Una favola quotidiana, raccontata in tono minore, che canta la resistenza di un cinema ancora capace di semplicità perché orgoglioso e innamorato della propria storia, del proprio protagonista. Uberto Pasolini ci insegna che, anche nel mondo veloce e global dell’oggi, tra l’esistenza in vita e quella in morte ci sono spazi per essere umani

Quando un film ci colpisce nel profondo spesso succede che le parole non vengano fuori tanto facilmente. Poco da fare, la nostra mente è gelosa del bello per come interiormente lo percepiamo, dell'emozione per come la proviamo. Questo è quello che succede con questo Still Life, quando i commenti e i discorsi non vengono più tanto bene, tanto a fuoco, e allora tanto vale limitarsi a raccontare, raccontare la storia di questa favola e del suo protagonista: John May.
John May lavora in un piccolo ufficio del comune, in cui si dedica a curare le cerimonie funebri e le sepolture di chi muore senza lasciare parenti o persone vicine che se ne occupino. John May è un omino lento, calmo e solo. Solo come i protagonisti dei suoi casi funebri. Meticoloso ai limiti del contemplativo, indaga tra le poche cose lasciate dai morti: fotografie, dischi, diari, rubriche telefoniche, alla ricerca di indizi sulle loro vite, le loro giornate, i loro amori, le loro storie passate nel tritacarne della vita, dimenticate da tutti, o quasi tutti. La vita di John May è lo specchio di quelle vite spezzettate, perdute e riflesse solo da qualche istantanea in un libro di foto ingiallite; forse è per questo che le ha tanto a cuore, che ne fa la sua personale storia di ricerca. Still Life lo prende così, nel mezzo del cammin di sua esistenza, quando un giorno come tanti il borioso superiore dell’ufficio comunale (tutto giacca e cravatta e libri di economia) lo convoca per dirgli che le sue mansioni saranno trasferite a breve ad un altro distretto, più produttivo, efficiente e sbrigativo.
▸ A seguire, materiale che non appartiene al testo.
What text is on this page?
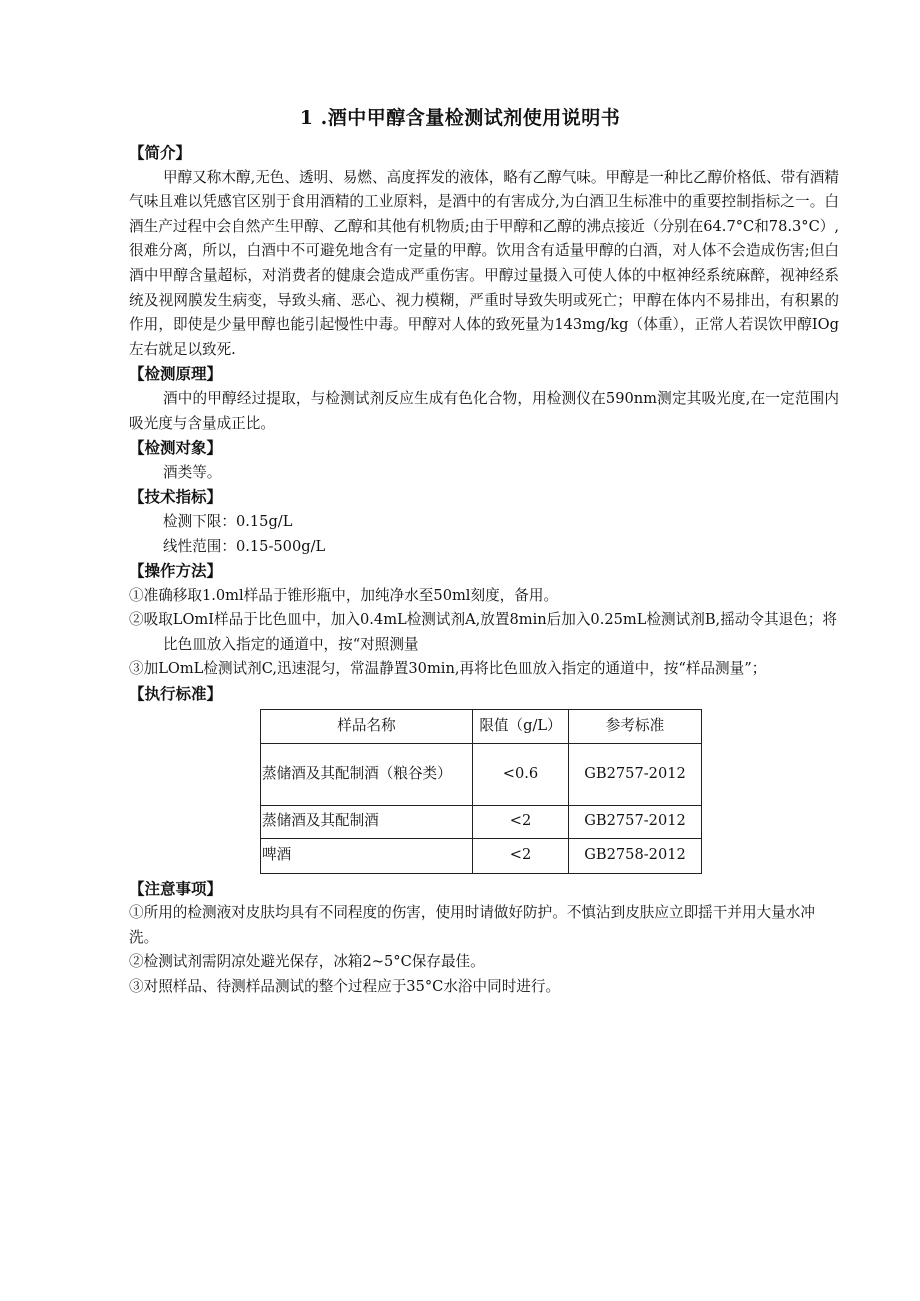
1 .酒中甲醇含量检测试剂使用说明书

【简介】

甲醇又称木醇,无色、透明、易燃、高度挥发的液体，略有乙醇气味。甲醇是一种比乙醇价格低、带有酒精气味且难以凭感官区别于食用酒精的工业原料，是酒中的有害成分,为白酒卫生标准中的重要控制指标之一。白酒生产过程中会自然产生甲醇、乙醇和其他有机物质;由于甲醇和乙醇的沸点接近（分别在64.7°C和78.3°C）,很难分离，所以，白酒中不可避免地含有一定量的甲醇。饮用含有适量甲醇的白酒，对人体不会造成伤害;但白酒中甲醇含量超标，对消费者的健康会造成严重伤害。甲醇过量摄入可使人体的中枢神经系统麻醉，视神经系统及视网膜发生病变，导致头痛、恶心、视力模糊，严重时导致失明或死亡；甲醇在体内不易排出，有积累的作用，即使是少量甲醇也能引起慢性中毒。甲醇对人体的致死量为143mg/kg（体重），正常人若误饮甲醇IOg左右就足以致死.

【检测原理】

酒中的甲醇经过提取，与检测试剂反应生成有色化合物，用检测仪在590nm测定其吸光度,在一定范围内吸光度与含量成正比。

【检测对象】

酒类等。

【技术指标】

检测下限：0.15g/L

线性范围：0.15-500g/L

【操作方法】

①准确移取1.0ml样品于锥形瓶中，加纯净水至50ml刻度，备用。

②吸取LOmI样品于比色皿中，加入0.4mL检测试剂A,放置8min后加入0.25mL检测试剂B,摇动令其退色；将比色皿放入指定的通道中，按“对照测量

③加LOmL检测试剂C,迅速混匀，常温静置30min,再将比色皿放入指定的通道中，按“样品测量”；

【执行标准】

样品名称	限值（g/L）	参考标准
蒸储酒及其配制酒（粮谷类）	<0.6	GB2757-2012
蒸储酒及其配制酒	<2	GB2757-2012
啤酒	<2	GB2758-2012

【注意事项】

①所用的检测液对皮肤均具有不同程度的伤害，使用时请做好防护。不慎沾到皮肤应立即揺干并用大量水冲洗。

②检测试剂需阴凉处避光保存，冰箱2~5°C保存最佳。

③对照样品、待测样品测试的整个过程应于35°C水浴中同时进行。
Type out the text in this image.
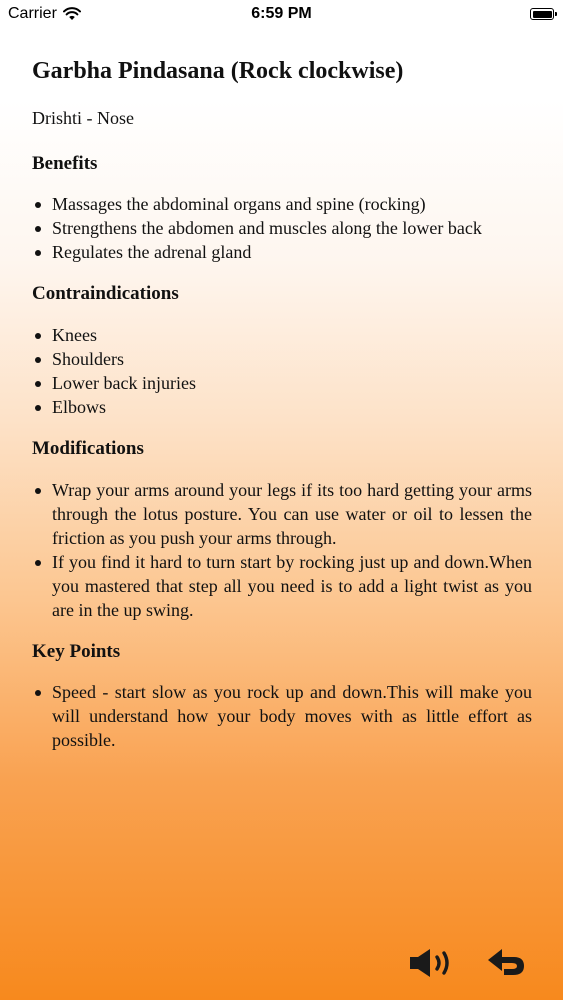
Carrier	6:59 PM
Garbha Pindasana (Rock clockwise)

Drishti - Nose

Benefits
Massages the abdominal organs and spine (rocking)
Strengthens the abdomen and muscles along the lower back
Regulates the adrenal gland
Contraindications
Knees
Shoulders
Lower back injuries
Elbows
Modifications
Wrap your arms around your legs if its too hard getting your arms through the lotus posture. You can use water or oil to lessen the friction as you push your arms through.
If you find it hard to turn start by rocking just up and down.When you mastered that step all you need is to add a light twist as you are in the up swing.
Key Points
Speed - start slow as you rock up and down.This will make you will understand how your body moves with as little effort as possible.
Il tempo è denaro, si sa, e a John May rimangono solo tre giorni per occuparsi del suo ultimo caso, quello di William Stoke: anonimo alcoolista che, per una delle bizzarre coincidenze delle storie che si raccontano più volentieri come quelle vere, abitava, non notato da nessuno, esattamente di fronte alla casa di John May.
Il film racconta di questo incontro tra due persone tanto vicine per distanza spaziale quanto sconosciute l’uno all’altro: un incontro tra un uomo che non c’era e un uomo che non c’è più, costruito un passo alla volta e pian piano seguendo ritmi e movenze di John May, piccolo eroe invisibile di una storia minuscola ma universale.
Sulla strada della ricerca di John emergono alcune cose nel passato di William Stoke: un ex collega dello stabilimento di alimentari, la vecchia fiamma che lo aveva portato a cucinare fish and chips in una cittadina sul mare, la guardia carceraria che se lo ricorda appena, due compari senzatetto cui basta una bottiglia di whisky scadente per aprirsi ai ricordi del tempo trascorso insieme a William, e soprattutto una misteriosa ragazza, protagonista da bimba dell’unico album fotografico ritrovato a casa del morto. Nella mente di John May, il suo viaggio di ricerca traccia in modo graduale la parabola di William Stoke da sconosciuto ad amico, al ritmo del treno suburbano che lo porta in giro per l'hinterland londinese. E ogni passo avanti è per John May un passo dentro la consapevolezza della propria piccolezza, una piccolezza che tuttavia può essere in grado di cambiare il finale di partita sia per lui che per William.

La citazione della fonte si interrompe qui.